The complexity of the second. The legislation says that the CA is a legal entity, and the GEC must sign a certificate of this CA. The situation when one legal entity has several complexes of CAs and several certificates of these CAs is not clearly spelled out in laws. CAs take advantage of this, some certificates are not signed using the GSC certificate and make them self-issued at best - when the chain to the GCC can be built only by the name of the CA in the certificate - or generally self-signed - when there is no technical connection between the certificates of one CA, it is only on paper.

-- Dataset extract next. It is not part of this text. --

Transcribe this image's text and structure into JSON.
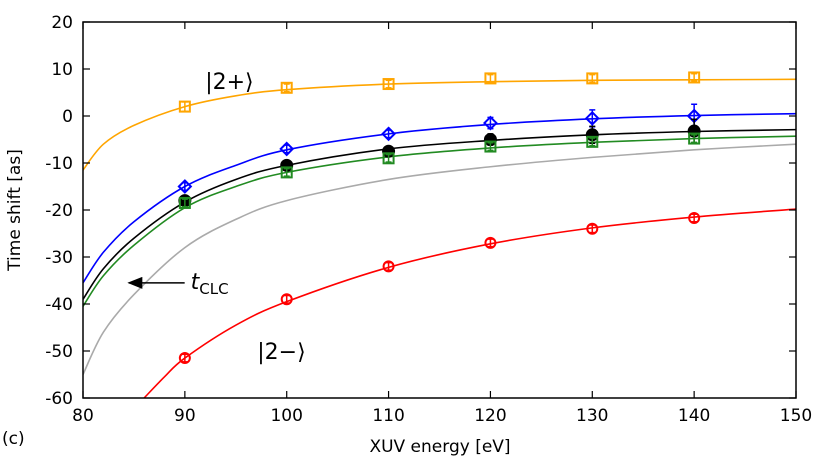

The complexity of the third. If the certificate has been revoked, the CA is obliged to add it to the list of revoked certificates (SOS), this obligation is prescribed in the RFC, if they are accepted as a standard in the country, or in the rules of the GSC, to which all accredited CAs must join. In the case when the COS (CRL) is large, the CA for the convenience of users issues a delta COS (deltaCRL) with changes in a short period. In the regulations of the SEC the frequency of renewal is 12 hours or upon the revocation of certificates. In reality, various CAs publish their SOS as they want, there are some CAs that update them once every few months. Or SOS is signed with a key that is not related to the CA certificate, which also reduces the chance to build a chain of trust to zero. Slowly there is a problem with processing the SOS itself,
The fourth difficulty is connected. Building a chain of trust in PKI in one way or another requires a connection with the CA and the GUT and working online. Work offline is not provided. There are a number of places and applications where working with signatures and certificates offline would be very useful. Not all of the territory of the Russian Federation is covered by high-quality Internet and every extra byte transferred is perceived painfully, as it hits the wallet.
Difficulty fifth, technical. Sometimes in the hardware and software complexes of the CA there are still errors in the logic and implementation, this can also affect the construction of a chain of trust.
And only if these problems did not occur in the user's path, the chain of trust should be built. If you use OCSP / TSP services, problems also exist, but this is a topic for another article.